Marion McPherson is a lot like her daughter, or maybe it’s the other way around. She feels deeply and reacts strongly. Around the edges of her daughter’s story we see the ways in which she stretches herself for the sake of others: the double shifts she works at the hospital to support the family, the kindness she shows to her son’s girlfriend, the care she gives to colleagues and patients. Like her daughter, she has a clear idea of how she thinks the world should be, and she pushes those elements within her reach to make it so.
And, yet, for all their similarities, mother and daughter consistently find themselves diametrically opposed, often swiftly and without warning. A drive back from a college visit finds them both in tears at the end of a Grapes of Wrath audiobook —and then just a few minutes later, engaged in an argument that escalates until Lady Bird throws herself from the moving car and breaks her arm. A visit to the thrift store sees them trading passive-aggressive barbs with increasing irritation until Marion discovers a dress she thinks would suit her daughter, and Lady Bird erupts in joy over it. Their relationship rocks up and down in this way, at turns almost too much for either one to handle, bound up with superficial friction and profound need, the sort of connection that cuts to the core and takes a lifetime to understand.

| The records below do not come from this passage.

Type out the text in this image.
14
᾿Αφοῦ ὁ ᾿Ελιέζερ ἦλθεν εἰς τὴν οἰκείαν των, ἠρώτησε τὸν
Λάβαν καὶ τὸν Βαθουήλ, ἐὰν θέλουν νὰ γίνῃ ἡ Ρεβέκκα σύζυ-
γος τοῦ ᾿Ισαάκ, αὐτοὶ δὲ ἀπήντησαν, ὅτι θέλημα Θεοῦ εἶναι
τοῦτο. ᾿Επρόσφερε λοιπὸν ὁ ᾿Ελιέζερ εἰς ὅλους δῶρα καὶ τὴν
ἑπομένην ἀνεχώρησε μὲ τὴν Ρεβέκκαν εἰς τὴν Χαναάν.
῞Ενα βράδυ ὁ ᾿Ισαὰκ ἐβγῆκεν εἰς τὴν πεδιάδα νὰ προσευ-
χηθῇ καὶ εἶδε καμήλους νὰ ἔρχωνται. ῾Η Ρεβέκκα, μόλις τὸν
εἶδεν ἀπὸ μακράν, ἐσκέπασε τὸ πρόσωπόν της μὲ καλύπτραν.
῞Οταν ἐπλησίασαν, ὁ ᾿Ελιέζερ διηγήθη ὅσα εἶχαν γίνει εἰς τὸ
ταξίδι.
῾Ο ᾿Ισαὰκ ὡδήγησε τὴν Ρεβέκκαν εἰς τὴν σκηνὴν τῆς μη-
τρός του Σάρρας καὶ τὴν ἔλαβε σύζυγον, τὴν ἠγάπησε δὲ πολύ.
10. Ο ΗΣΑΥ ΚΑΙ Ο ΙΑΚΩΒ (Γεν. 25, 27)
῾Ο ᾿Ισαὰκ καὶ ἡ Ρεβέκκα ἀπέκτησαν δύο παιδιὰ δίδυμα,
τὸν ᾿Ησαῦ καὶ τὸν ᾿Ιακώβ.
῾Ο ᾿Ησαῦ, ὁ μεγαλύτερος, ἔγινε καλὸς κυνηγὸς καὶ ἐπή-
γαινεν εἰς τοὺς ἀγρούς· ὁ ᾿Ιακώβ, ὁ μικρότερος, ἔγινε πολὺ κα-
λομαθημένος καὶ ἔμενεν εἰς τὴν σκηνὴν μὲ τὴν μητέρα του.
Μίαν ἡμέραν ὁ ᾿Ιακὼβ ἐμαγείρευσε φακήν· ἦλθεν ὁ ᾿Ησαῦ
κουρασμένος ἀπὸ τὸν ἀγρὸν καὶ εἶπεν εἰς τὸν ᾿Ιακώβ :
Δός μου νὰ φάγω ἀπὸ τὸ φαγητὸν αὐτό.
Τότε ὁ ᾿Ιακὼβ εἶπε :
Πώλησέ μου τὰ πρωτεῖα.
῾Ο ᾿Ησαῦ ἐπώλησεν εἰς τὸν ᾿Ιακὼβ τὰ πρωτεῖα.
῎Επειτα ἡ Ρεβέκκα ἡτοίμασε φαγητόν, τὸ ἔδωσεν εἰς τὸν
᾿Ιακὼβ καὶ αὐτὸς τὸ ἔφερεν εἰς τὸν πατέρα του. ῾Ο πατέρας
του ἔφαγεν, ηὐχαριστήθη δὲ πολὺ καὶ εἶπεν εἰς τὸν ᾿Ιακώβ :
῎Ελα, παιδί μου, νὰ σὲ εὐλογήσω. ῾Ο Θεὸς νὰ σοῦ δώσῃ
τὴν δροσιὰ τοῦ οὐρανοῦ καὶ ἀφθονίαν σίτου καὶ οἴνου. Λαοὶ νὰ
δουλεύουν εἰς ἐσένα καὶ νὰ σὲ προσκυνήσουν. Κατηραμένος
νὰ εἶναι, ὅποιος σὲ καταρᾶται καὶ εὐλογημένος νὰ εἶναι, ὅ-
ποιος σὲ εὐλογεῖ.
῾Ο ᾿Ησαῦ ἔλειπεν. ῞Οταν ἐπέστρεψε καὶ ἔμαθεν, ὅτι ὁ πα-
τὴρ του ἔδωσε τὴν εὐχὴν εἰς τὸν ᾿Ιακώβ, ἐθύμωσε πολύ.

In my early 20s, I became a single mother. It was not how I had planned to go about being a mother, if I planned to do so at all, but it’s what happened. This is how it goes, sometimes. It was not a particularly easy or stable period of time for me, but out of it grew a better understanding of my own mother. I didn’t live with her during my teenage years, and so there were few soft moments available to round the edges of our clashing personalities.
We had retreated most often into activities that gave us each enough space to remain unruffled and self-contained. She made a series of miscalculations in life, which left her raising my half-sister alone and barely keeping her head above the poverty line. She was not untouched by resentment and bitterness. Beneath our calm relationship exterior I pitied her, and, deeper still, I swore I would do everything differently than she had done. But ultimately, I ended up more like her than I ever thought I would, which I suppose happens as well. And as a result, she made more sense to me.
My list of things to avoid as a mother doesn’t carry the same weight now as it once did. Instead of focusing on the negative I have to defeat, I instead practice accepting the whole. I apologize where I make mistakes. I set the example that perfection isn’t necessary. I hope that, after our storms, my daughter will also one day come back around, and understand.
Lady Bird does in fact escape California and heads off to college in New York. At a party she introduces herself as Christine and remarks, “People go by the names their parents give them, but they don’t believe in God.” I’m not sure exactly what she means by this; chances are she doesn’t quite either, but there’s something there. Something tangled around faith, and gifts, and trusting that someone is looking out for you in the end. That not only does illumination show itself in odd ways, but that it can take us a long time to fumble our way towards it. That we can choose what we’ve been given.
The next morning, Christine calls home and leaves a message for her mother, to tell her that she loves her.